Le faire poétique chez Michel de Certeau

1La poésie constitue à la fois un objet d’étude et une pratique de l’écriture dans l’œuvre de Michel de Certeau : les poèmes de Jean de la Croix, Jean-Joseph Surin ou Catherine Pozzi occupent certains de ses textes les plus marquants sur le discours mystique1 ; des fragments de poèmes d’Angelus Silesius, Friedrich Hölderlin, Stéphane Mallarmé, Rainer Maria Rilke, René Char ou Yves Bonnefoy, pour ne citer que quelques références, émaillent le discours de l’historien, qui parfois ne s’en distingue plus que par les marquages typographiques et bibliographiques de la citation. Le constat d’évidence d’un Michel de Certeau « homme de la poésie2 » n’aide pourtant pas à cerner le statut que celle-ci occupe dans sa pensée, ne serait-ce que parce qu’il n’emploie quasiment jamais ce mot : il préfère se référer aux « poèmes » comme événements d’une énonciation singulière, au « poétique » pour désigner les qualités de cette énonciation, ou à « la poétique » comme faisceau de procédures organisant des opérations discursives. N’étant pas restreint à une catégorie générique, l’objet « poétique » s’en trouve disséminé. On le trouve sur des terrains étrangers à ce que nous avons coutume d’appeler poésie : les « poèmes » s’intègrent par exemple dans des séries d’objets que Michel de Certeau considère comme « équivalents », parmi lesquels on compte le rêve, l’extase, la vision3 ou l’image thérésienne du château de diamant4. De même, des ouvrages comme La Prise de parole, L’Invention du quotidien ou les articles réunis dans La Faiblesse de croire nous montrent des opérations qualifiées de « poétiques » se dérouler en dehors du terrain linguistique, pour qualifier des actes politiques et sociaux auxquels l’analyse linguistique et rhétorique fournit un modèle d’intelligibilité5. Si la « poésie » ne constitue pas une catégorie opérante pour rendre compte de cet éparpillement, on n’en postulera pas moins que la diversité des emplois certaliens de « poème » et de « poétique » se soutient de la référence à l’unité d’un faire poétique, dont j’aimerais montrer qu’il joue un rôle cohérent et structurant dans une œuvre qui lui assigne deux fonctions, éthique et critique.

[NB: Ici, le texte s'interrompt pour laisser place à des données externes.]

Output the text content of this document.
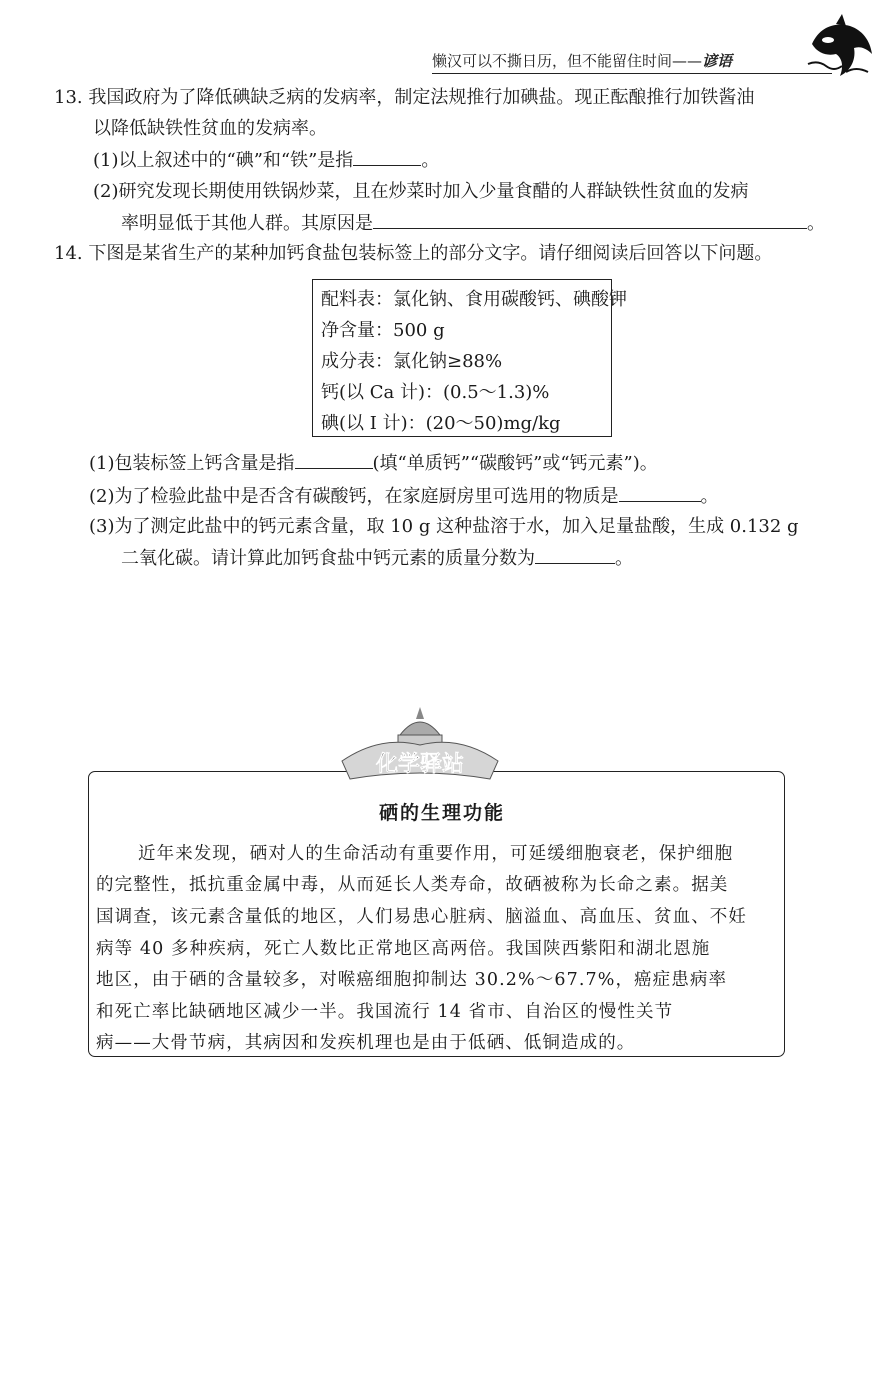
懒汉可以不撕日历，但不能留住时间——谚语
13. 我国政府为了降低碘缺乏病的发病率，制定法规推行加碘盐。现正酝酿推行加铁酱油
以降低缺铁性贫血的发病率。
(1)以上叙述中的“碘”和“铁”是指	。
(2)研究发现长期使用铁锅炒菜，且在炒菜时加入少量食醋的人群缺铁性贫血的发病
率明显低于其他人群。其原因是	。
14. 下图是某省生产的某种加钙食盐包装标签上的部分文字。请仔细阅读后回答以下问题。
配料表：氯化钠、食用碳酸钙、碘酸钾
净含量：500 g
成分表：氯化钠≥88%
钙(以 Ca 计)：(0.5～1.3)%
碘(以 I 计)：(20～50)mg/kg
(1)包装标签上钙含量是指	(填“单质钙”“碳酸钙”或“钙元素”)。
(2)为了检验此盐中是否含有碳酸钙，在家庭厨房里可选用的物质是	。
(3)为了测定此盐中的钙元素含量，取 10 g 这种盐溶于水，加入足量盐酸，生成 0.132 g
二氧化碳。请计算此加钙食盐中钙元素的质量分数为	。
化学驿站
硒的生理功能
近年来发现，硒对人的生命活动有重要作用，可延缓细胞衰老，保护细胞
的完整性，抵抗重金属中毒，从而延长人类寿命，故硒被称为长命之素。据美
国调查，该元素含量低的地区，人们易患心脏病、脑溢血、高血压、贫血、不妊
病等 40 多种疾病，死亡人数比正常地区高两倍。我国陕西紫阳和湖北恩施
地区，由于硒的含量较多，对喉癌细胞抑制达 30.2%～67.7%，癌症患病率
和死亡率比缺硒地区减少一半。我国流行 14 省市、自治区的慢性关节
病——大骨节病，其病因和发疾机理也是由于低硒、低铜造成的。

Fonction éthique du faire poétique

Affirmer la possibilité de l’impossible

2Dans un entretien avec Mireille Cifali publié en 1984 sous le titre de « Mystique et psychanalyse », Michel de Certeau affirme que « l’éthique est aux pratiques sociales ce que le poétique est aux pratiques linguistiques : l’ouverture d’un espace qui n’est pas autorisé par l’ordre des faits6 ». Une telle proportion, qui signale l’équivalence de l’éthique et du poétique dans l’ordre de deux pratiques distinctes, ouvre la possibilité de penser le poétique comme éthique mais également de l’étendre, en tant que pratique, au-delà du domaine linguistique. Michel de Certeau précise ailleurs dans ce même entretien ce qu’il entend par « éthique », en s’appuyant sur Jacques Lacan : le principe éthique est ce qui soutient « le rapport que le désir entretient avec l’impossible7 ». L’éthique des mystiques consiste ainsi en une « croyance qui affirme la possibilité de l’impossible8 ».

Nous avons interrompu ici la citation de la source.